Photography in the Age of COVID-19
What interesting times we live in. Almost 5 months in and the sting of COVID-19 has been felt in almost every corner of the world, plunging all of humanity into a way of life that seems but a kernel of what we once knew. For many, every new day is not something to conquer, but a burden to succumb to. Fear and anxiety abound. We know, in our minds, that every breaking dawn brings us closer to the finish line; and yet we feel, in our hearts, like we are trapped in a cavernous unknown. But there is hope. There is always hope.
In times of great adversity, when the spark of our souls is reduced to a flicker of light, we are reminded of what matters -- of what truly matters. I join the chorus of millions in a newfound gratitude for the gift of existence, and there is not a day that goes by that I do not sing, with my hands and knees, a psalm of thanksgiving. The desire for success and popularity no longer blinds me to the needs of my family and those around me. My priorities are shifting, returning to their proper order. For this, and so much more, I am thankful.
It goes without saying, of course, that to find beauty in the midst of a pandemic-torn world is not to ignore the rubble around us. We are all hurting, and I feel for my fellow creatives, especially those in the wedding and event industry. May you all continue to build resiliency, and find ways to remain afloat until we can return to some glimmer of normalcy.

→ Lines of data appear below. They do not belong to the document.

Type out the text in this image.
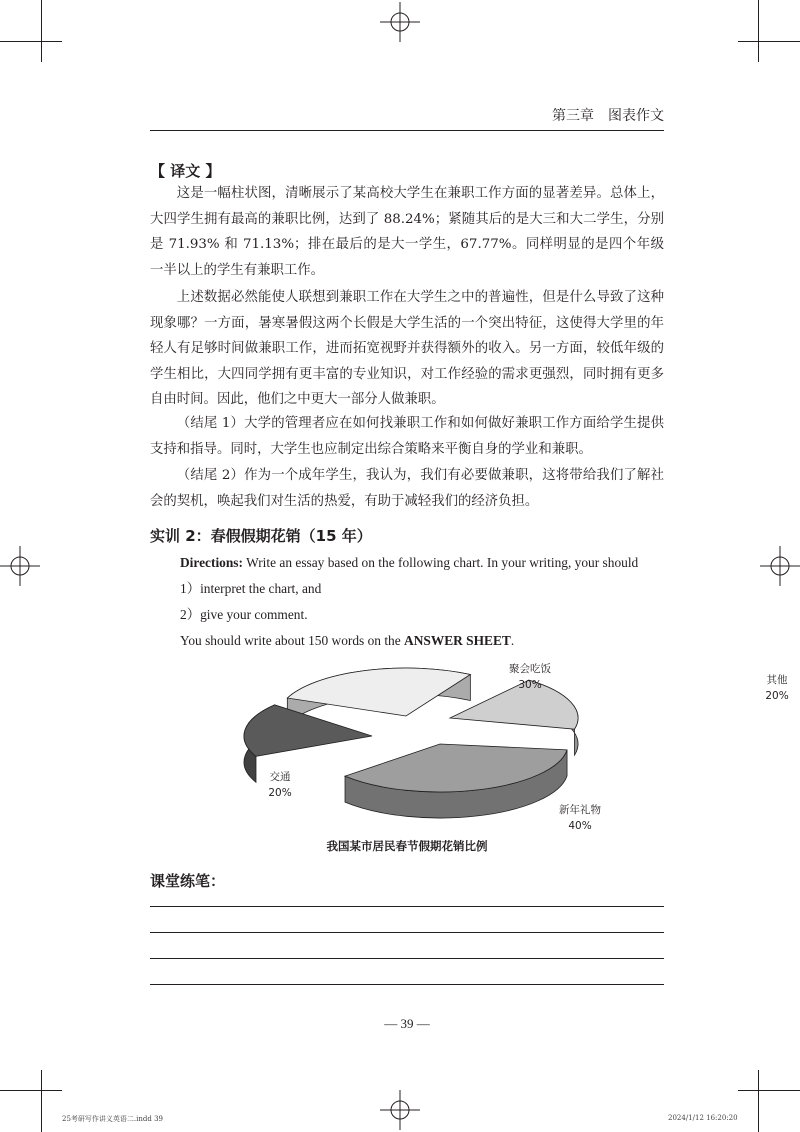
第三章　图表作文
【 译文 】

这是一幅柱状图，清晰展示了某高校大学生在兼职工作方面的显著差异。总体上，大四学生拥有最高的兼职比例，达到了 88.24%；紧随其后的是大三和大二学生，分别是 71.93% 和 71.13%；排在最后的是大一学生，67.77%。同样明显的是四个年级一半以上的学生有兼职工作。

上述数据必然能使人联想到兼职工作在大学生之中的普遍性，但是什么导致了这种现象哪？一方面，暑寒暑假这两个长假是大学生活的一个突出特征，这使得大学里的年轻人有足够时间做兼职工作，进而拓宽视野并获得额外的收入。另一方面，较低年级的学生相比，大四同学拥有更丰富的专业知识，对工作经验的需求更强烈，同时拥有更多自由时间。因此，他们之中更大一部分人做兼职。

（结尾 1）大学的管理者应在如何找兼职工作和如何做好兼职工作方面给学生提供支持和指导。同时，大学生也应制定出综合策略来平衡自身的学业和兼职。

（结尾 2）作为一个成年学生，我认为，我们有必要做兼职，这将带给我们了解社会的契机，唤起我们对生活的热爱，有助于减轻我们的经济负担。

实训 2：春假假期花销（15 年）

Directions: Write an essay based on the following chart. In your writing, your should

1）interpret the chart, and

2）give your comment.

You should write about 150 words on the ANSWER SHEET.

聚会吃饭
30%	其他
20%
交通
20%
新年礼物
40%
我国某市居民春节假期花销比例
课堂练笔：
— 39 —
25考研写作讲义英语二.indd 39	2024/1/12 16:20:20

As an artist, I feel a deep imperative in my bones to create. But how do you keep the creative spark aflame when it often feels like life has been reduced to four walls and a beating heart? One thing I have done is to return to my roots as a philosopher. Researching and writing has been a welcomed balm to my aching heart. I am also committed to documenting our family life, and creating a book that I can pass on to my son -- a way for him to recall little moments of triumph, of joy in togetherness, of happiness in simplicity.

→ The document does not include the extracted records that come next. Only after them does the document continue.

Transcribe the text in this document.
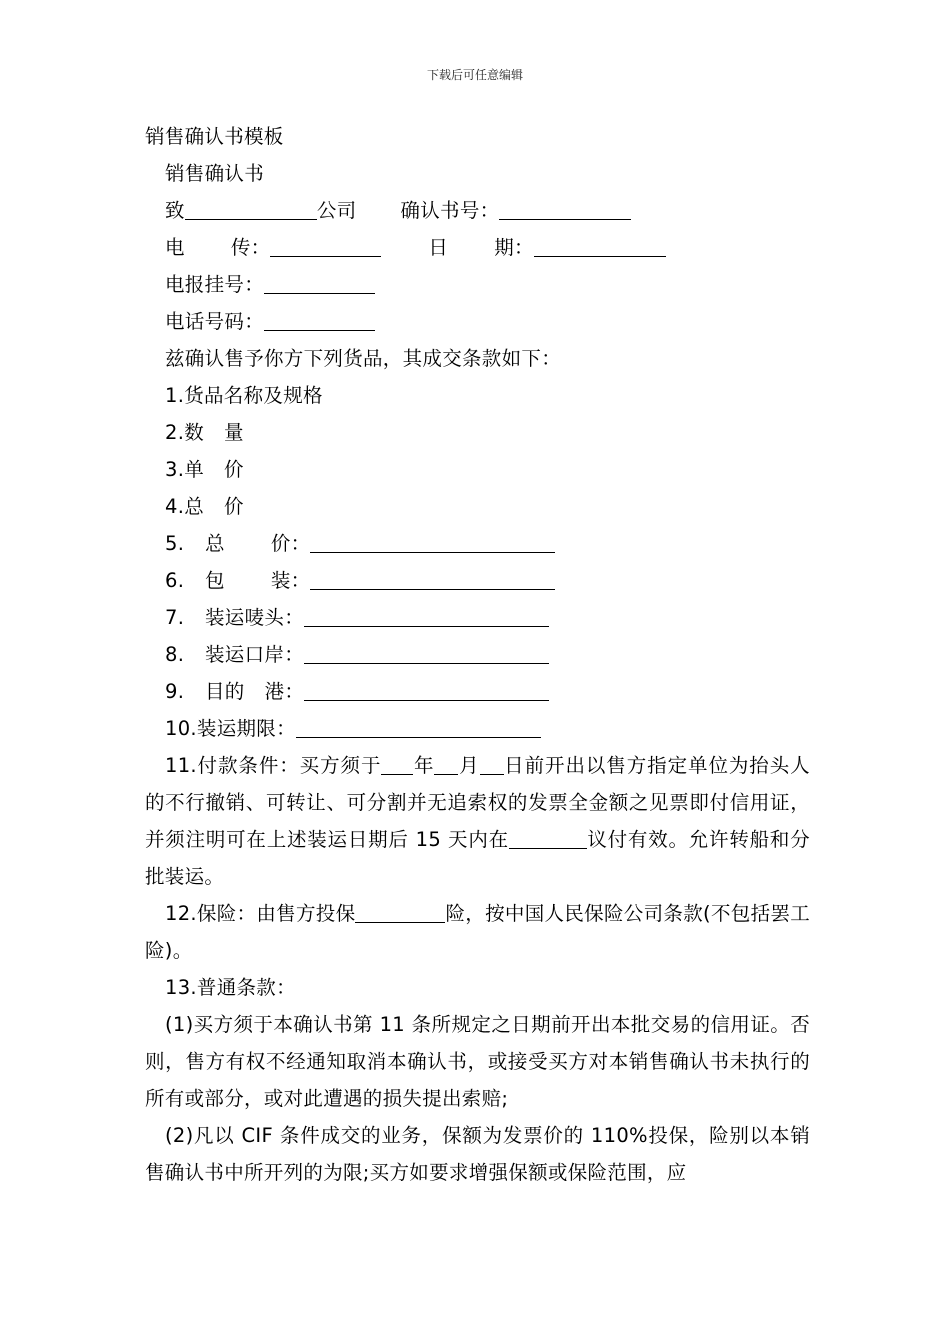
下载后可任意编辑
销售确认书模板
销售确认书
致	公司 确认书号：
电 传：	日 期：
电报挂号：
电话号码：
兹确认售予你方下列货品，其成交条款如下：
1.货品名称及规格
2.数 量
3.单 价
4.总 价
5. 总 价：
6. 包 装：
7. 装运唛头：
8. 装运口岸：
9. 目的 港：
10.装运期限：
11.付款条件：买方须于 年 月 日前开出以售方指定单位为抬头人的不行撤销、可转让、可分割并无追索权的发票全金额之见票即付信用证，并须注明可在上述装运日期后 15 天内在	议付有效。允许转船和分批装运。
12.保险：由售方投保	险，按中国人民保险公司条款(不包括罢工险)。
13.普通条款：
(1)买方须于本确认书第 11 条所规定之日期前开出本批交易的信用证。否则，售方有权不经通知取消本确认书，或接受买方对本销售确认书未执行的所有或部分，或对此遭遇的损失提出索赔;
(2)凡以 CIF 条件成交的业务，保额为发票价的 110%投保，险别以本销售确认书中所开列的为限;买方如要求增强保额或保险范围，应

I am currently embarking on a project to book clients and 'photograph' them remotely -- as a photographer, please know that I am using this word in a very loose sense. In brief, clients can book a FaceTime session with me, for which they need nothing more than a phone or a laptop, a window, and a plain wall. Each photoshoot is brief, and consists of me photographing my client, with my phone, using a variety of fabrics, textures, mirrors, and so on (I owe much of my inspiration in this regard to Nick Fancher.) Within 24 hours of each shoot, the client receives a total of 15-20 images, for which they have the choice to pay whatever they want, with a portion of these proceeds going to a COVID-19 relief group of my choice. It allows me to pay for snacks in the cupboard, and to lend a hand, however small, to those giving their lives for the sake of others.